Ce principe de séparation fonctionnelle des voies de circulations sera repris dans le parc linéaire de Boston et si l’on songe que ces réseaux se superposent à un réseau de canalisations très complexe, les deux projets peuvent être considérés comme une « stratification extrêmement complexe d’infrastructure » (Alonso 2013, p. 177-180). Le collier d’émeraude est d’abord un projet d’ingénierie urbaine (nivellement, assainissement, plantation).

4.1.2 Hygiénisme et santé publique chez Olmsted

Les arguments en faveurs de la nature en ville ont souvent porté sur l’idée d’un pouvoir curatif et purifiant des espaces verts dans la ville depuis le XIX ème jusqu’à aujourd’hui. L’idée de « poumon vert » trouvera des larges échos avec les discours hygiénistes de la fin du XIX ème siècle. Olmsted lui-même parlait de « poumons urbain » (« urban lungs ») et il nous dit dans ses mémoires : « air is desinfected by sunlight and foliage »  [5] .

L’ajout d’une composante scientifique, l’hygiénisme, aux arguments moraux en faveur de la nature dans la ville est donc consubstantiel de la naissance de l’urbanisme et du landscape design moderne. L’on sait cependant qu’à la fin du XIX ème siècle, période d’émergence de l’écologie urbaine, les sciences naturelles étaient encore rudimentaires. Les analyses se fondaient sur des théories plus ou moins explicites concernant la nature et la société, théories qui s’ancraient dans des conceptions du monde qui mélangeaient résultats scientifiques et partis pris philosophiques (Berdoulay & Soubeyran 2002).

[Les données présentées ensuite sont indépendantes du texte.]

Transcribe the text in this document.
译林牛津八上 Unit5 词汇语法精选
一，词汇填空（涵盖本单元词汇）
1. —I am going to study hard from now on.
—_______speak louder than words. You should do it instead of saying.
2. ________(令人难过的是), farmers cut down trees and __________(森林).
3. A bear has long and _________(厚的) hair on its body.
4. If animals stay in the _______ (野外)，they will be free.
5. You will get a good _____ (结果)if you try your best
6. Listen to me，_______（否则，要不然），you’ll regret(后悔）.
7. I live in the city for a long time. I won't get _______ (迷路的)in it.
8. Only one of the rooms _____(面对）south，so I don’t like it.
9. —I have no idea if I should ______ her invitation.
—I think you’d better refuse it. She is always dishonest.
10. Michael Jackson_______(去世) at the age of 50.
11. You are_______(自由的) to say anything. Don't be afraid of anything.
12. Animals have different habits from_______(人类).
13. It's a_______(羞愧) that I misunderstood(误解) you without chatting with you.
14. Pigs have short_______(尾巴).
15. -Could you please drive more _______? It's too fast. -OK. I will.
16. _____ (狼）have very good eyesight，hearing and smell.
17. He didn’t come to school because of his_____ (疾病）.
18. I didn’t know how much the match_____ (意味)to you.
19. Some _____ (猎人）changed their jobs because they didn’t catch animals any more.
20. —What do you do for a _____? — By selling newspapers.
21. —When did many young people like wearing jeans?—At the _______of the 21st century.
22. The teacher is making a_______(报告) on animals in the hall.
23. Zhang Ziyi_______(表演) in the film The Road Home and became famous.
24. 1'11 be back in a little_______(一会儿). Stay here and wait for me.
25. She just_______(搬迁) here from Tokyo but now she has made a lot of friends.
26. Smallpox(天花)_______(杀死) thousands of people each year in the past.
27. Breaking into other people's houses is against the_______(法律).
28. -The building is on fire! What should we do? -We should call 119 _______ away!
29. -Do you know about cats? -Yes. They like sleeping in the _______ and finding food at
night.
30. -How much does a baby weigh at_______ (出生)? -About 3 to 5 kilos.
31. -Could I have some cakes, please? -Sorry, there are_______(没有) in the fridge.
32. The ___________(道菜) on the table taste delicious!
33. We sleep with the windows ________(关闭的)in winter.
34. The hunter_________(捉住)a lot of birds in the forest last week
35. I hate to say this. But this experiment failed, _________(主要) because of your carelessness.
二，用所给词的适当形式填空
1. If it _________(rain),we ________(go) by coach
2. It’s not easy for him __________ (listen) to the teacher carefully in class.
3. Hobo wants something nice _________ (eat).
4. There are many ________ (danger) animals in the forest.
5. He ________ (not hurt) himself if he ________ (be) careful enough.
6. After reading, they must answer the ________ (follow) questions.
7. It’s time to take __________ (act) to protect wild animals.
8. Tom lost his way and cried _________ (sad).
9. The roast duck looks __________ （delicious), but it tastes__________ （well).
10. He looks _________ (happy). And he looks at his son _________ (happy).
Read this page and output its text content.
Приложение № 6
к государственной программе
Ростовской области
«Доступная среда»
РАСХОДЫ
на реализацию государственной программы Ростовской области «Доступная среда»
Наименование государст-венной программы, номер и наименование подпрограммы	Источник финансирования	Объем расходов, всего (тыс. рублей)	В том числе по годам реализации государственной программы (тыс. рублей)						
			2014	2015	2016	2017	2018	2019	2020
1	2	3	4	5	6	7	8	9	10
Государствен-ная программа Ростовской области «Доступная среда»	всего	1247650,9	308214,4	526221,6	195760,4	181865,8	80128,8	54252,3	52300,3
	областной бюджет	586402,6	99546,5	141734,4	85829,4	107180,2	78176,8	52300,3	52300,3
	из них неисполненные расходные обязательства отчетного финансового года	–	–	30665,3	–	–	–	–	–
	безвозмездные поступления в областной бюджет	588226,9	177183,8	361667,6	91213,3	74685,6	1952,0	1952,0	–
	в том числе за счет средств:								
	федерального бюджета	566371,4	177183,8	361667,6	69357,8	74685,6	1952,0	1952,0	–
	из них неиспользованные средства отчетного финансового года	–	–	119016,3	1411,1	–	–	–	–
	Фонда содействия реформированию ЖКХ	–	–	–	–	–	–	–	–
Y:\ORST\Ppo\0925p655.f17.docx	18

4.1.3 La découverte empirique d’un argument économique de poids en faveur des projets de parcs : l’inflation spéculative des prix de l’immobilier

Olmsted constate empiriquement lors de la réalisation de Central Park que les propriétés attenantes voient leurs valeurs croître de 200 % par an alors même que les investissements économiques pour la réalisation du projet « Greensward » sont très important (foncier, travaux d’aménagement)  [6] . Les parcs considérés jusqu’alors comme une perte de terrain à bâtir dans un Manhattan en plein expansion permettent en réalité de valoriser le foncier adjacent (Harter 2010, p. 353). Olmsted et Vaux appréhendent cette valorisation foncière produite par les parcs comme un des moyens permettant de résoudre les problèmes de la ville américaine (Alonso 2013, p. 185). L’argument sera repris pour le projet de Boston. Le quartier de Black Bay situé le long de l’ Emerald Necklace est aujourd’hui un des deux quartiers les plus chers de la ville et également un des quartiers dans lequel les prix de l’immobiliers sont les plus élevés des États-Unis. Olmsted est donc, à notre connaissance, un des premier landscape designer à mobiliser cet argument décisif en faveur des parcs urbains, découverte empirique qui sera à l’origine de la théorie économique des prix hédoniques  [7] développée à la fin des années 1960  [8] .

4.1.4 Parcs urbains, espace public et participation

Les parcs et plus généralement l’espace public représentent, pour Olmsted, l’incarnation physique de la société démocratique américaine. Les parcs permettent d’humaniser la ville en y apportant la civilisation et de la démocratiser en favorisant le mélange des classes sociales. Ce sont donc des espaces publics au double sens politique et urbanistique du terme (Paquot 2009). Mais au-delà de cette idéal démocratique et républicain, la conception et la gestion de ces espaces devait être, selon lui, laissé à une « élite technique » ce qui soulève une certaine ambivalence quand à des formes concrètes de participation. Pionnier d’une nouvelle profession à l’intersection entre l’urbanisme et le paysagisme, sa carrière préfigure déjà les processus par lesquels les élites cosmopolites ( gentlemanly cosmopolitan élite ), en s’affranchissant du « local », des habitants et des classes populaires ( grass-roots political power ), affirmaient leur autorité dans la vie publique c’est à dire dans les hautes sphères de la gouvernance urbaine grâce à la légitimité d’une expertise technique spécifique (Blodgett 1976, p. 888).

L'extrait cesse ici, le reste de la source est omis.